Esta cuestión y otras relacionadas se debatieron el pasado 14 de abril en un seminario web organizado por Chain Reaction Research, una entidad que analiza la sostenibilidad con el objetivo de demostrar que la deforestación es un riesgo financiero importante, centrándose en productos relacionados con la deforestación tropical, como el aceite de palma, la soja, el ganado, el café, y el cacao, entre otros. 

El principal motivo de la celebración de este evento online fue compartir los resultados y conclusiones de una investigación llevada a cabo por Chain Reaction Research sobre la deforestación en Indonesia atribuida al desarrollo de las plantaciones de palma aceitera.

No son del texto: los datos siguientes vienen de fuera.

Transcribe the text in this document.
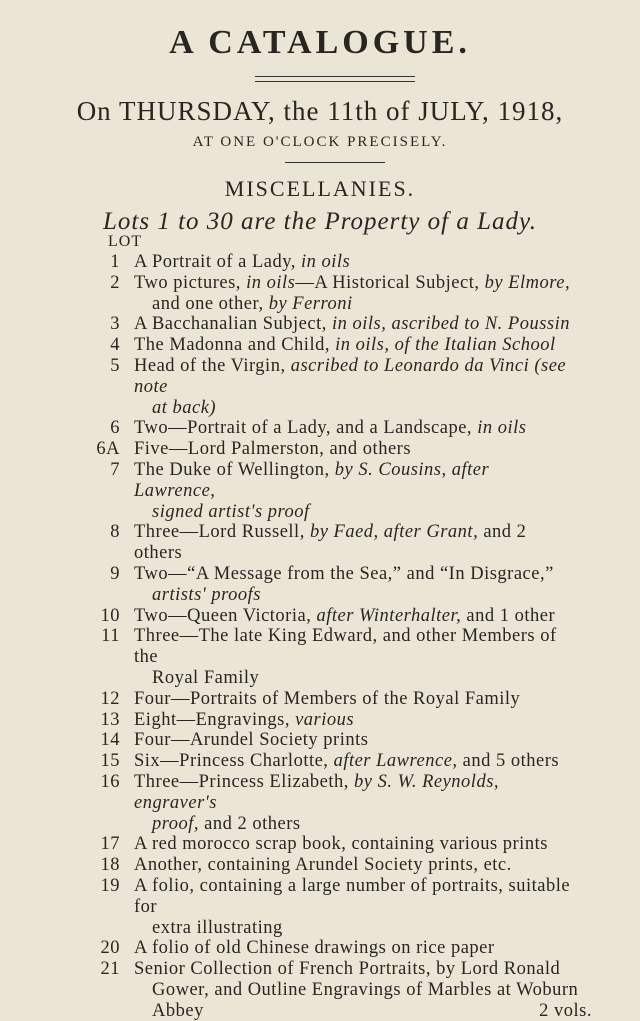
A CATALOGUE.
On THURSDAY, the 11th of JULY, 1918,
AT ONE O'CLOCK PRECISELY.
MISCELLANIES.
Lots 1 to 30 are the Property of a Lady.
LOT
1 A Portrait of a Lady, in oils
2 Two pictures, in oils—A Historical Subject, by Elmore,
and one other, by Ferroni
3 A Bacchanalian Subject, in oils, ascribed to N. Poussin
4 The Madonna and Child, in oils, of the Italian School
5 Head of the Virgin, ascribed to Leonardo da Vinci (see note
at back)
6 Two—Portrait of a Lady, and a Landscape, in oils
6A Five—Lord Palmerston, and others
7 The Duke of Wellington, by S. Cousins, after Lawrence,
signed artist's proof
8 Three—Lord Russell, by Faed, after Grant, and 2 others
9 Two—“A Message from the Sea,” and “In Disgrace,”
artists' proofs
10 Two—Queen Victoria, after Winterhalter, and 1 other
11 Three—The late King Edward, and other Members of the
Royal Family
12 Four—Portraits of Members of the Royal Family
13 Eight—Engravings, various
14 Four—Arundel Society prints
15 Six—Princess Charlotte, after Lawrence, and 5 others
16 Three—Princess Elizabeth, by S. W. Reynolds, engraver's
proof, and 2 others
17 A red morocco scrap book, containing various prints
18 Another, containing Arundel Society prints, etc.
19 A folio, containing a large number of portraits, suitable for
extra illustrating
20 A folio of old Chinese drawings on rice paper
21 Senior Collection of French Portraits, by Lord Ronald
Gower, and Outline Engravings of Marbles at Woburn
Abbey	2 vols.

La investigación mencionada anteriormente puso de manifiesto que la deforestación atribuida al aceite de palma alcanzó en 2021 el nivel más bajo de los últimos cuatro años. En relación a la deforestación de los pequeños agricultores en Indonesia, estos gestionan más del 40 % de las plantaciones de palma aceitera, lo que equivale a 4,2 millones de hectáreas. Los pequeños propietarios independientes gestionan más de 3,1 millones de hectáreas, es decir, alrededor del 74 % de las plantaciones de los pequeños propietarios. Los investigadores estiman que la superficie de las plantaciones de los pequeños agricultores indonesios continuará aumentando hasta casi alcanzar el 60 % de la superficie de plantaciones de palma aceitera de Indonesia en 2030.

No obstante, según los expertos, existen nuevas amenazas que pueden aumentar la deforestación, entre las que cabe destacar la Ley Omnibus de Indonesia, que fomenta la inversión y debilita las salvaguardias medioambientales; el aumento de los precios del aceite de palma; la anulación de más de 2.000 permisos agrícolas, forestales y mineros en 2022; y el debilitamiento de la protección medioambiental a causa de las revisiones de la Ley de Minas, el programa de bienes alimentarios y la continua deforestación en el sector forestal industrial de Indonesia.

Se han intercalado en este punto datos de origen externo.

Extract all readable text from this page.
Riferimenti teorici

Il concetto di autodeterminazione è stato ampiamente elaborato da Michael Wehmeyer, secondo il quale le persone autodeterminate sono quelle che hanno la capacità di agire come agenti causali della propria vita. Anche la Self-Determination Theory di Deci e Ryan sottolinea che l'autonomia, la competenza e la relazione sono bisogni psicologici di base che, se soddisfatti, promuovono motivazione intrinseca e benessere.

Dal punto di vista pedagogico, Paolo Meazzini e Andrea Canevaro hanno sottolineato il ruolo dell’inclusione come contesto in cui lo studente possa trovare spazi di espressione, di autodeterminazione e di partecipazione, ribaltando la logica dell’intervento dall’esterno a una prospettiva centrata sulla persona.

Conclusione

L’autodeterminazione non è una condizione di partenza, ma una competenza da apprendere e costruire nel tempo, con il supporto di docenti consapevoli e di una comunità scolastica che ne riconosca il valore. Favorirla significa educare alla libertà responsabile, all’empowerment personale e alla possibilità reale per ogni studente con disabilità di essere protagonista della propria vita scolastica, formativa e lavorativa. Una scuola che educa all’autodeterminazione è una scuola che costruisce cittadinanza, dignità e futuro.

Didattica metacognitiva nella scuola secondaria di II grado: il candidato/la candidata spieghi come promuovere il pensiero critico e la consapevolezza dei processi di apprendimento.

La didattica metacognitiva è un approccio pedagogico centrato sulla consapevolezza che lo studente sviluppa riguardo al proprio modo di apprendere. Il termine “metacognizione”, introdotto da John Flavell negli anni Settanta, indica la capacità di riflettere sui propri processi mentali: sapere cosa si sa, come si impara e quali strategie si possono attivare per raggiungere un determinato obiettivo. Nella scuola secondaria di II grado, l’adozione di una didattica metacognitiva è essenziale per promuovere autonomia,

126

Otro aspecto a tener en cuenta es la política de biocombustibles del Gobierno de Indonesia, que se puso en marcha en 2008, inicialmente diseñada como una mezcla de un 1 % de biodiésel a base de aceite de palma y un 99 % de combustible diésel. Sin embargo, el porcentaje de aceite de palma en la mezcla ha ido aumentando progresivamente, siendo el objetivo del gobierno de Indonesia llegar al 100 % de biodiésel, ya que ven este como una forma de reducir la dependencia de los combustibles fósiles.

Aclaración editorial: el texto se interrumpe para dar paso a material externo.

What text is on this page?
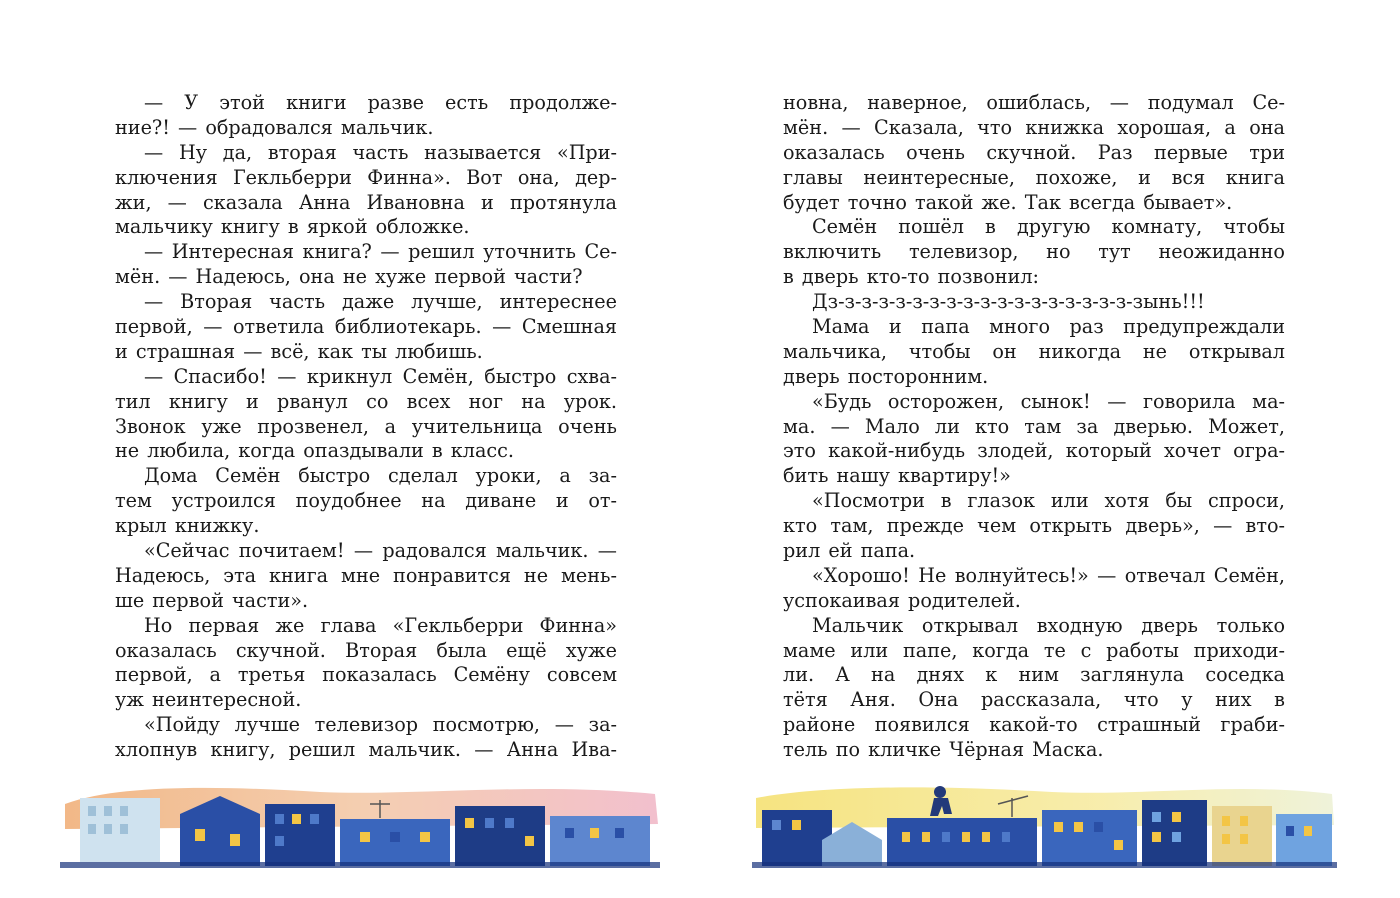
— У этой книги разве есть продолже-
ние?! — обрадовался мальчик.
— Ну да, вторая часть называется «При-
ключения Гекльберри Финна». Вот она, дер-
жи, — сказала Анна Ивановна и протянула
мальчику книгу в яркой обложке.
— Интересная книга? — решил уточнить Се-
мён. — Надеюсь, она не хуже первой части?
— Вторая часть даже лучше, интереснее
первой, — ответила библиотекарь. — Смешная
и страшная — всё, как ты любишь.
— Спасибо! — крикнул Семён, быстро схва-
тил книгу и рванул со всех ног на урок.
Звонок уже прозвенел, а учительница очень
не любила, когда опаздывали в класс.
Дома Семён быстро сделал уроки, а за-
тем устроился поудобнее на диване и от-
крыл книжку.
«Сейчас почитаем! — радовался мальчик. —
Надеюсь, эта книга мне понравится не мень-
ше первой части».
Но первая же глава «Гекльберри Финна»
оказалась скучной. Вторая была ещё хуже
первой, а третья показалась Семёну совсем
уж неинтересной.
«Пойду лучше телевизор посмотрю, — за-
хлопнув книгу, решил мальчик. — Анна Ива-
новна, наверное, ошиблась, — подумал Се-
мён. — Сказала, что книжка хорошая, а она
оказалась очень скучной. Раз первые три
главы неинтересные, похоже, и вся книга
будет точно такой же. Так всегда бывает».
Семён пошёл в другую комнату, чтобы
включить телевизор, но тут неожиданно
в дверь кто-то позвонил:
Дз-з-з-з-з-з-з-з-з-з-з-з-з-з-з-з-з-з-зынь!!!
Мама и папа много раз предупреждали
мальчика, чтобы он никогда не открывал
дверь посторонним.
«Будь осторожен, сынок! — говорила ма-
ма. — Мало ли кто там за дверью. Может,
это какой-нибудь злодей, который хочет огра-
бить нашу квартиру!»
«Посмотри в глазок или хотя бы спроси,
кто там, прежде чем открыть дверь», — вто-
рил ей папа.
«Хорошо! Не волнуйтесь!» — отвечал Семён,
успокаивая родителей.
Мальчик открывал входную дверь только
маме или папе, когда те с работы приходи-
ли. А на днях к ним заглянула соседка
тётя Аня. Она рассказала, что у них в
районе появился какой-то страшный граби-
тель по кличке Чёрная Маска.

Por lo tanto, según los investigadores, la normativa vigente no consigue frenar la deforestación asociada a la obtención de biocombustibles, porque actualmente no existe ninguna norma nacional de sostenibilidad para el biodiésel. Además, los proveedores sin políticas de no deforestación, no turba y no explotación (NDPE), siguen siendo seleccionados como proveedores de las empresas de biocombustibles de Indonesia. A pesar de que los actuales compromisos de NDPE se continúa trabajando por lograr la trazabilidad hasta la plantación.

Tras analizar las estadísticas que proporciona el Ministerio de Agricultura Indonesio sobre el rendimiento del aceite de palma del país en el periodo 2019-2020, se puede ver como una mayor demanda de aceite de palma crudo junto con una baja productividad conlleva una mayor demanda de tierras. Por lo tanto, será necesaria la expansión del terreno de cultivo de palma aceitera para garantizar la suficiente materia prima para lograr el objetivo de aceite de palma crudo para la mezcla de biodiésel.

Los investigadores concluyeron que la disminución de las tasas de deforestación de la palma aceitera en Indonesia son prometedoras, pero el aumento de la demanda de biocombustibles y el incremento del precio del aceite de palma crudo pueden elevar el riesgo de que se talen más bosques.